Эмоции, слишком быстрые, чтобы понять, обрушились, как ледяной вал, — где-то глухо прокатился колокольный звон. Меня затопило, и я застонала, пальцы судорожно сжали плечо Элис; я согнулась над ней и Кистеном.
— Mend… — прошипела я, когда мир наполнился запахом жжёного янтаря. Мозг горел. Глаза не закрывались — будто в них песок. Дышать было нечем: по груди стянулись обручи времени. Я не могла остановиться. Я доберусь домой. Я доберусь домой — к Айви, к Дженксу, к Алу. И к Тренту…
Палочка не срасталась; тонкая радуга аур мерцала болезненно — сквозь моё бедро, прижатое к спине Кистена. Он светился — будто аура пульсировала сердцебиением — и в меня вливалось ещё больше: жажда крови, боль, вина, радость — так быстро, что их трудно было различить.
Это не моя энергия, поняла я вдруг. Это не мои эмоции, не моя жизнь. Они не одного человека, а многих. Коллектив? Но это не имело смысла… даже если моя энергия была спрятана там.
И тогда сломанная палочка у меня в дрожащих руках срослась.
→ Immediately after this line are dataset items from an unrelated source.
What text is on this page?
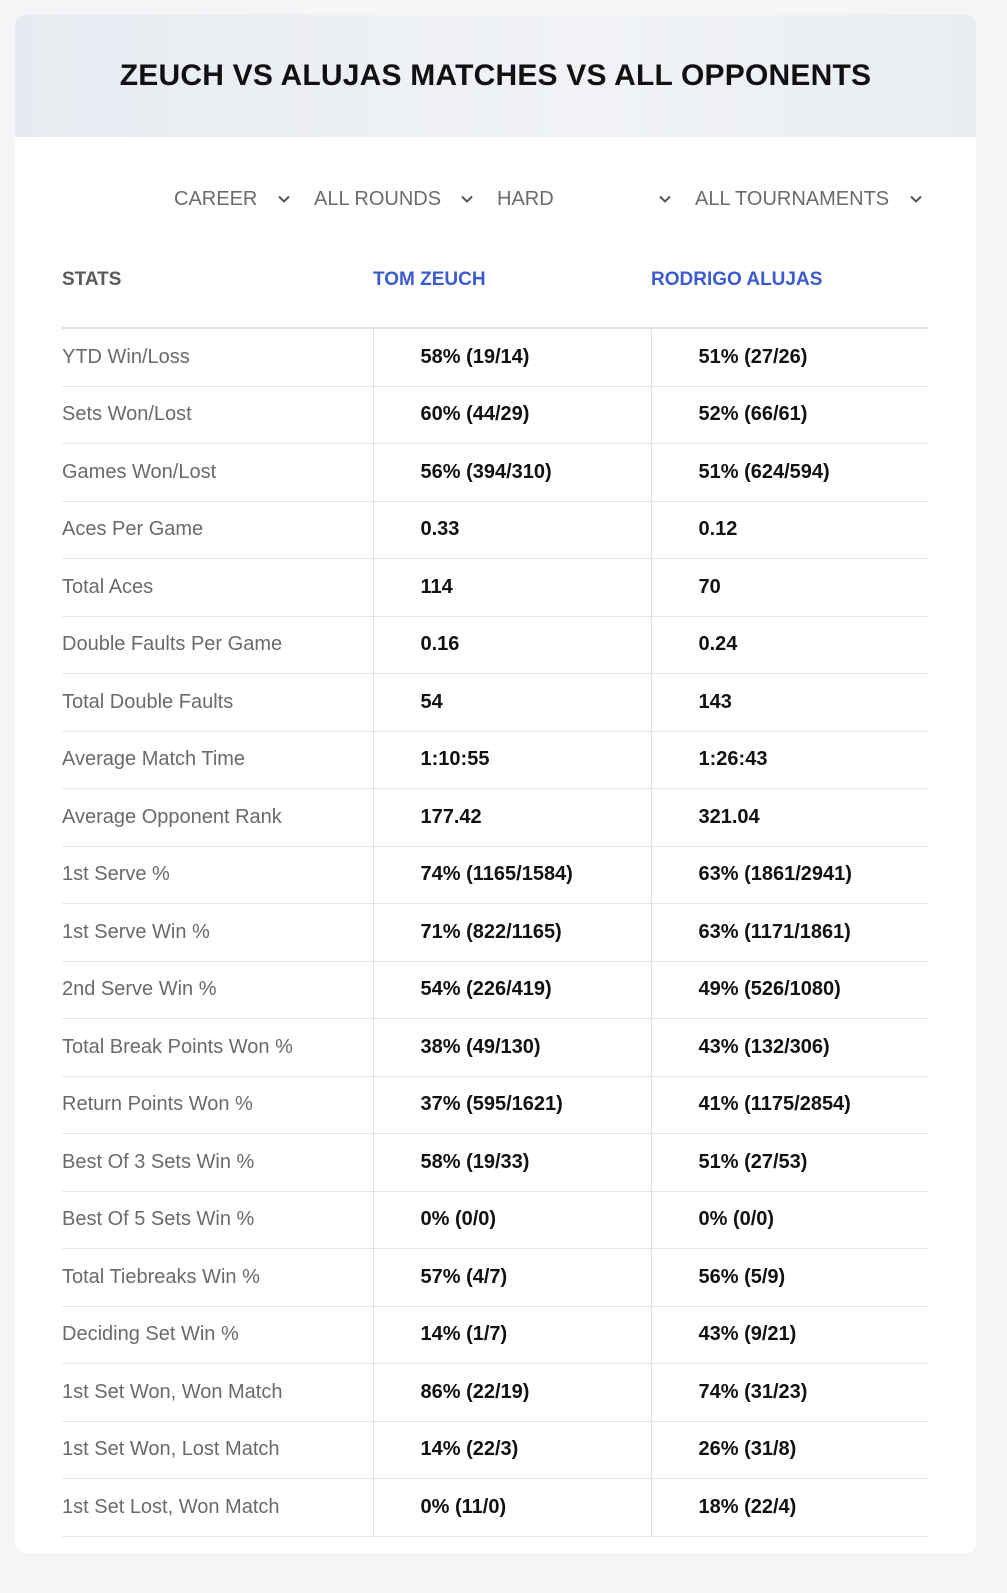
ZEUCH VS ALUJAS MATCHES VS ALL OPPONENTS
CAREER	ALL ROUNDS	HARD	ALL TOURNAMENTS
STATS	TOM ZEUCH	RODRIGO ALUJAS
YTD Win/Loss	58% (19/14)	51% (27/26)
Sets Won/Lost	60% (44/29)	52% (66/61)
Games Won/Lost	56% (394/310)	51% (624/594)
Aces Per Game	0.33	0.12
Total Aces	114	70
Double Faults Per Game	0.16	0.24
Total Double Faults	54	143
Average Match Time	1:10:55	1:26:43
Average Opponent Rank	177.42	321.04
1st Serve %	74% (1165/1584)	63% (1861/2941)
1st Serve Win %	71% (822/1165)	63% (1171/1861)
2nd Serve Win %	54% (226/419)	49% (526/1080)
Total Break Points Won %	38% (49/130)	43% (132/306)
Return Points Won %	37% (595/1621)	41% (1175/2854)
Best Of 3 Sets Win %	58% (19/33)	51% (27/53)
Best Of 5 Sets Win %	0% (0/0)	0% (0/0)
Total Tiebreaks Win %	57% (4/7)	56% (5/9)
Deciding Set Win %	14% (1/7)	43% (9/21)
1st Set Won, Won Match	86% (22/19)	74% (31/23)
1st Set Won, Lost Match	14% (22/3)	26% (31/8)
1st Set Lost, Won Match	0% (11/0)	18% (22/4)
— Stet! — выдохнула я хриплым шёпотом.
Боль в голове схлынула, и я обмякла, навалилась на Кистена, отчаянно ища лей-линию через Элис. Комната погрузилась в ледяную тишину — такая, что звенит. Онемев, я сунула целую мешалку в карман. Взгляд упал на ногу Элис в сером домашнем тапке.
За дверью не было звуков. Печь остыла.
— Элис…
Я нащупала её плечо; напряжение отпустило, когда энергия — грубо и больно по обожжённым синапсам — просочилась через неё.
— Surrundus, — прошептала я.
— На той стороне, — сказала она — ясные слова в оглушительной тиши. Это была её недосказанная мысль — о том, что чары схватили и подвесили. Она встретилась со мной взглядом. — Получилось?
— Думаю, да, — я часто заморгала, не позволяя слезам выйти. Всё в порядке. Мы сделали это, и она — цела. Я кивнула и отстранилась. Элис стянула серый свитшот и посмотрела вниз.
— Мои тату на месте! — Она расплылась в улыбке, вскакивая на ноги. — Боже. Никогда больше не хочу быть восемнадцатой. Ты как? Это не больно? Как твои синапсы?
— Поджарены, но работают. Я шла медленно. — Кистен лежал у моих ног, тот же самый — спасибо Повороту. Мы вернулись. Но эйфория тут же подпортилась: без зеркала ничего по-настоящему не изменилось. Это был титанический крюк — и он стоил Элис карьеры, когда она попробует выбить для меня поблажку. Я не смогу отвести от Айви горе, но, может, смогу хоть что-то сделать для надвигающейся беды Элис.
— Элис, насчёт твоего обещания — вступиться за меня…
Лицо Элис опустело:
— Иден-парк, — выпалила она, схватив меня за руку и потянув к двери. — Нам нужно в Иден-парк! Их надо остановить, пока не начали драться.
— Элис… — я глянула на Кистена, не решаясь бросить его просто так. Чёрт, на ноге у него всё ещё висит бирка Джонни.
Она распахнула дверь, и мы на миг замешкались, наполовину ожидая увидеть Скотта и двух ведьм из О.В. Но там была лишь пустая комната.
— Нужно вызывать машину! — крикнула она и дёрнула меня с места.
Моя рука выскользнула из её пальцев — Элис уже долетела до конца и проскочила в двустворчатые двери.
— Святое дерьмо! — донёсся приглушённый вопль Айсмена. — Да кто ты такая? Ты же не нежить.
— Я сейчас вернусь, — сказала я, устраивая Кистена поудобнее, пригладила ему волосы и поцеловала холодный лоб. — Мне нужно остановить Ковен, пока он сам себя не разрушил.
Я поднялась, собралась и вышла в приёмную с уверенностью, которой не чувствовала.
Айсмен, может быть, даст одолжить машину. Может быть.